Das ist an und für sich richtig. Es gibt auch gesunden Perfektionismus, der in der Tat sehr produktiv sein kann. Wie Sie diese beiden Arten auseinanderhalten können, verrate ich Ihnen weiter unten im Text.
Beim ungesunden Perfektionismus wird die Leistung, die man erbringen möchte, jedoch schädlich. Wer immer mehr Überstunden macht, um immer komplett fehlerfrei zu arbeiten, der wird irgendwann zusammenbrechen.
Wird des Weiteren im Artikel nur über “Perfektionismus” gesprochen, so ist die ungesunde Variante gemeint.
So kommt ungesunder Perfektionismus zustande
Wie bei jeder psychischen Erkrankung hat auch der Perfektionismus mehrere Ursachen.
Wie so häufig ist es oft die Kindheit, die eine große Rolle spielt und eine der Ursachen beinhalten kann. Oft rutschen Erwachsene, die als Kinder für Fehler unnötig hart bestraft wurden, in den Perfektionismus. Vor allem geht es hier um Bestrafungen durch Liebesentzug.

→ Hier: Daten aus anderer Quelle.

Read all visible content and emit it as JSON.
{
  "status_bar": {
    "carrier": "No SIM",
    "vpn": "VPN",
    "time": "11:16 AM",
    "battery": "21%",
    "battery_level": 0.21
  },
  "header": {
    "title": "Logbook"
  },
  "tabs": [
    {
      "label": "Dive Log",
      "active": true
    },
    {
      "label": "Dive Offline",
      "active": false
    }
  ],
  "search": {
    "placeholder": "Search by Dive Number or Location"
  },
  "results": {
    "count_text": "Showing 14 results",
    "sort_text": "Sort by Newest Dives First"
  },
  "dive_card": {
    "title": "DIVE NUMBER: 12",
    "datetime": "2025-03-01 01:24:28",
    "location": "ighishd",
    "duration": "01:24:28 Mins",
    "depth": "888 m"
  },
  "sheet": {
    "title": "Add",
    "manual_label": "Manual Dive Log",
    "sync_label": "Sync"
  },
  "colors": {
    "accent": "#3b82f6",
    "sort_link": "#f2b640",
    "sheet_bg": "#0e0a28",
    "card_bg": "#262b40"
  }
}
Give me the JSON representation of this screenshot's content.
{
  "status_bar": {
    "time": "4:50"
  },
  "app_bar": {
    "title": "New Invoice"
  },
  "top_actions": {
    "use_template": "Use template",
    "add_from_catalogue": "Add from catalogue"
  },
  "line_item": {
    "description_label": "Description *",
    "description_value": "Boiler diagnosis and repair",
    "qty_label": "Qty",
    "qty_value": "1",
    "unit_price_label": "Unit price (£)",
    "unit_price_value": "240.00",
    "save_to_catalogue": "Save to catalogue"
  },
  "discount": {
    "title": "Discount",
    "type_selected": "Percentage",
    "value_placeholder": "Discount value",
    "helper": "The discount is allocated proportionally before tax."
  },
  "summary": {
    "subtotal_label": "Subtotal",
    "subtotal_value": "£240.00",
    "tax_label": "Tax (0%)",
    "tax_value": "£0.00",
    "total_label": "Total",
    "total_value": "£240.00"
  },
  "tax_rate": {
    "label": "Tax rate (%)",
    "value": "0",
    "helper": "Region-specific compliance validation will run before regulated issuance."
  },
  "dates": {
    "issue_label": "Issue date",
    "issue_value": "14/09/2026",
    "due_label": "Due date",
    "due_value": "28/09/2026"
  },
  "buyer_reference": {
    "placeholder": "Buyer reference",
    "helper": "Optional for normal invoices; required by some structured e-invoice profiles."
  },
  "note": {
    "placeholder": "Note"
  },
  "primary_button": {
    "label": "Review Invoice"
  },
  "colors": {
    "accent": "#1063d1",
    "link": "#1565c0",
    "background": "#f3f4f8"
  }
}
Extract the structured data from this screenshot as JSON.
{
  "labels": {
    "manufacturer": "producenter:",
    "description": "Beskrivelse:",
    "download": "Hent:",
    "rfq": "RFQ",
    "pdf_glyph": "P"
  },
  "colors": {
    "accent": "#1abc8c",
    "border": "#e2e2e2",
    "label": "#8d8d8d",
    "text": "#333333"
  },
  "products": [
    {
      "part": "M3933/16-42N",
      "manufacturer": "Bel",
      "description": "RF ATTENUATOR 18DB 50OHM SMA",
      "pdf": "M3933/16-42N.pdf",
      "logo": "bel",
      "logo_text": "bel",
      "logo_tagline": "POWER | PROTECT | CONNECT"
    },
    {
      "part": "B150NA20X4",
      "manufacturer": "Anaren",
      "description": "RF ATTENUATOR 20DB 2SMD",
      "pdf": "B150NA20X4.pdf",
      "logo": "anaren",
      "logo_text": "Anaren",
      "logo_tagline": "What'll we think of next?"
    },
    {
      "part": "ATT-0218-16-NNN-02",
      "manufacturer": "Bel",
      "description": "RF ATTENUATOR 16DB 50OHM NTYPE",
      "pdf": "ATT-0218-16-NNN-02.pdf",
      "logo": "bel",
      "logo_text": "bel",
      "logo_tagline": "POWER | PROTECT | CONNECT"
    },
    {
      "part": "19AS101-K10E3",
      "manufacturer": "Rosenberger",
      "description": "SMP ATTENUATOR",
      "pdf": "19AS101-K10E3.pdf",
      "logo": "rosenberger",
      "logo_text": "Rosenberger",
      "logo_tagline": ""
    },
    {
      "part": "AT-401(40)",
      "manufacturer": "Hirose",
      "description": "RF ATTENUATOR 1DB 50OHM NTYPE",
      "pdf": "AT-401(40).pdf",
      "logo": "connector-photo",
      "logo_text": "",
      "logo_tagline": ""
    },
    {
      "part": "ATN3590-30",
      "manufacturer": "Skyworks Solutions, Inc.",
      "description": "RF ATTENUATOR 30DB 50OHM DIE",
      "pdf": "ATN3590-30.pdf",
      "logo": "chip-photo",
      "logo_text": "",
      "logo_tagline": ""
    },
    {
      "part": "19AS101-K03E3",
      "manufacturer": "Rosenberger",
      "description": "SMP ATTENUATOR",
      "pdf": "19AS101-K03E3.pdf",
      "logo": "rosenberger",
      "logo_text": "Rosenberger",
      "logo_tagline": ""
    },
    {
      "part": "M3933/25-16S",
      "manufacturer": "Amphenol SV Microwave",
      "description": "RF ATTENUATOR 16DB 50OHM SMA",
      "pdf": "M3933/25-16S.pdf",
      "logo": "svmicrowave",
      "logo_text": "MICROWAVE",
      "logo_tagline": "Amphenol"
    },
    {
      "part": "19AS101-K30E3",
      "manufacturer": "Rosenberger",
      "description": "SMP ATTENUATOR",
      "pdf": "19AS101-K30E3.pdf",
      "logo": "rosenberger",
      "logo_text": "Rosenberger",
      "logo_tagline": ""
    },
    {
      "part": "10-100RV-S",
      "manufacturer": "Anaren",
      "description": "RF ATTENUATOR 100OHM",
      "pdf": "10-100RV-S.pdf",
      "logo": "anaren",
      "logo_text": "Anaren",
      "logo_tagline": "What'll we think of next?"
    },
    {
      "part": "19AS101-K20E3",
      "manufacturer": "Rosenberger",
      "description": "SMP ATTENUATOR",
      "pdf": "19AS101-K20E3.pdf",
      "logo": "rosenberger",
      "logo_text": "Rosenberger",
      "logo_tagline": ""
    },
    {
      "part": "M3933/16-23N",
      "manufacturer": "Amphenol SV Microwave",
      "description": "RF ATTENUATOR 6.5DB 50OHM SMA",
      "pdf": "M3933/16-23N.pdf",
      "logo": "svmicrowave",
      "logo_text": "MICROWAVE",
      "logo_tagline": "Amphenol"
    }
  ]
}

Diese Menschen wurden zu Hause nur anerkannt oder geliebt, wenn sie immer alles perfekt erledigt haben. Haben sie einen Fehler gemacht, war aber ihr Selbstwert praktisch nicht mehr vorhanden. Denn zur Beschämung über den Fehler kam dann natürlich auch noch die Strafe der Eltern hinzu. Sie schrieben sich daher als “unnötig” und “nicht liebenswert” ab, weil sie die unrealistischen Ziele nicht erreichten. Es ist daher wohl wenig verwunderlich, dass dies der Anfang vom Ende ist.
Menschen, die diese Ursache mit sich herumtragen, kommen aus diesem Rad natürlich nicht heraus. Auch im Erwachsenenleben geht der Teufelskreis weiter: Die Betroffenen schaffen nicht ihre “gewohnten” 120% → der Selbstwert wird schwach, weil die Ziele nicht erreicht werden → sie strengen sich noch mehr an → sie machen Fehler → der Selbstwert wird wieder schwach usw.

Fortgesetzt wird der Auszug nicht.